Chennai, Mar 28: The Income Tax department has frozen accounts of IT major Cognizant Technology Solutions India Private Limited for not paying whopping Rs 2,500 crore as dividend distribution tax (DDT).
DDT has to be paid on profits that are defined as dividends. The company had not paid the tax in the financial year 2016-2017, reports said. The I-T department said Cognizant earned dividends by way of buyback– which is purchasing its own shares from shareholders in May 2016. The shareholders were a Mauritius-based company and an American company, which held 54 per cent and 46 per cent shares respectively. The company only deducted 10 per cent as tax on the remittances to the US company.
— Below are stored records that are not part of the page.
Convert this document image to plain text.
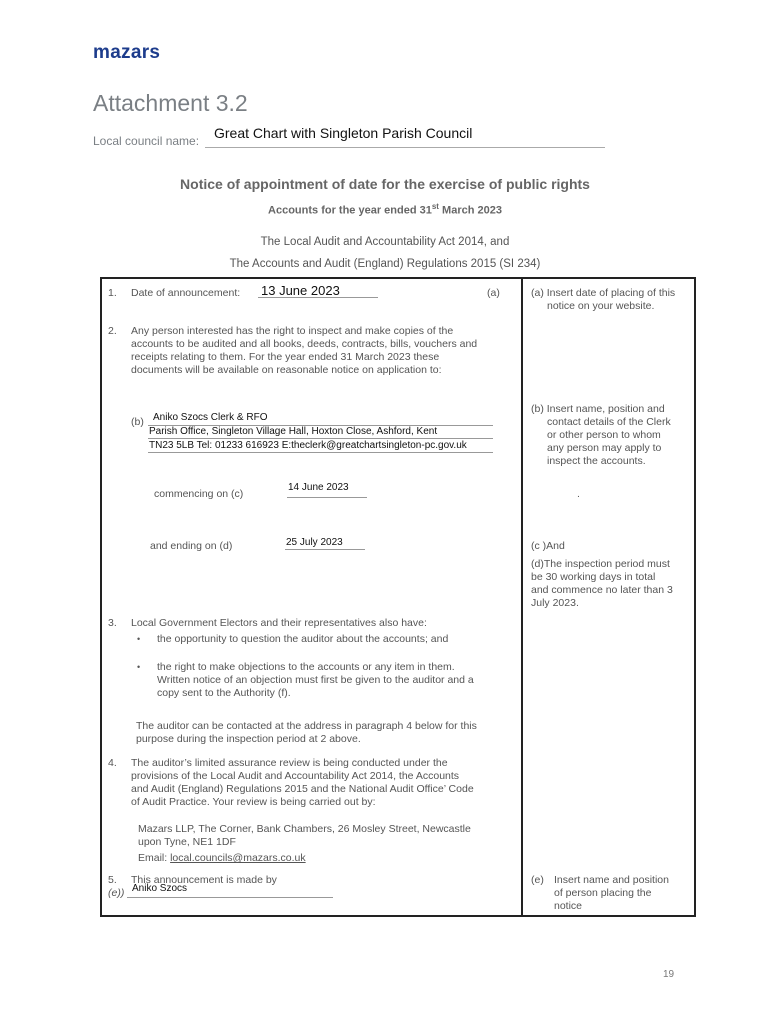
mazars
Attachment 3.2
Local council name: Great Chart with Singleton Parish Council
Notice of appointment of date for the exercise of public rights
Accounts for the year ended 31st March 2023
The Local Audit and Accountability Act 2014, and
The Accounts and Audit (England) Regulations 2015 (SI 234)
1. Date of announcement: 13 June 2023	(a)	(a) Insert date of placing of this
notice on your website.
2. Any person interested has the right to inspect and make copies of the
accounts to be audited and all books, deeds, contracts, bills, vouchers and
receipts relating to them. For the year ended 31 March 2023 these
documents will be available on reasonable notice on application to:
(b) Aniko Szocs Clerk & RFO
Parish Office, Singleton Village Hall, Hoxton Close, Ashford, Kent
TN23 5LB Tel: 01233 616923 E:theclerk@greatchartsingleton-pc.gov.uk
(b) Insert name, position and
contact details of the Clerk
or other person to whom
any person may apply to
inspect the accounts.
.
commencing on (c)
14 June 2023
and ending on (d)	25 July 2023	(c )And
(d)The inspection period must
be 30 working days in total
and commence no later than 3
July 2023.
3. Local Government Electors and their representatives also have:
• the opportunity to question the auditor about the accounts; and
• the right to make objections to the accounts or any item in them.
Written notice of an objection must first be given to the auditor and a
copy sent to the Authority (f).
The auditor can be contacted at the address in paragraph 4 below for this
purpose during the inspection period at 2 above.
4. The auditor’s limited assurance review is being conducted under the
provisions of the Local Audit and Accountability Act 2014, the Accounts
and Audit (England) Regulations 2015 and the National Audit Office’ Code
of Audit Practice. Your review is being carried out by:
Mazars LLP, The Corner, Bank Chambers, 26 Mosley Street, Newcastle
upon Tyne, NE1 1DF
Email: local.councils@mazars.co.uk
5. This announcement is made by
(e)) Aniko Szocs
(e) Insert name and position
of person placing the
notice
19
Meanwhile, Cognizant said it paid all applicable taxes related to its buyback transaction in 2016 and the Indian Income Tax Department’s (ITD) position is “contrary to law and without merit”.
The tech giant’s comments follow ITD’s freezing its certain bank accounts in the country over a dispute on payment of dividend distribution tax (DDT) running into hundreds of crores.
Cognizant said it will “continue to vigorously defend itself and will pursue all available legal remedies”.
In an e-mailed statement, a Cognizant spokesperson said the company’s business operations and its work with clients were “not impacted by actions recently attempted by the Income Tax Department”.
The spokesperson said the Chennai High Court heard the matter yesterday and has instructed the ITD not to take further action pending hearings.
“The company believes that the positions taken by the Indian Income Tax Department are contrary to law and without merit. Cognizant has paid all applicable taxes due on the transaction at issue,” the statement added.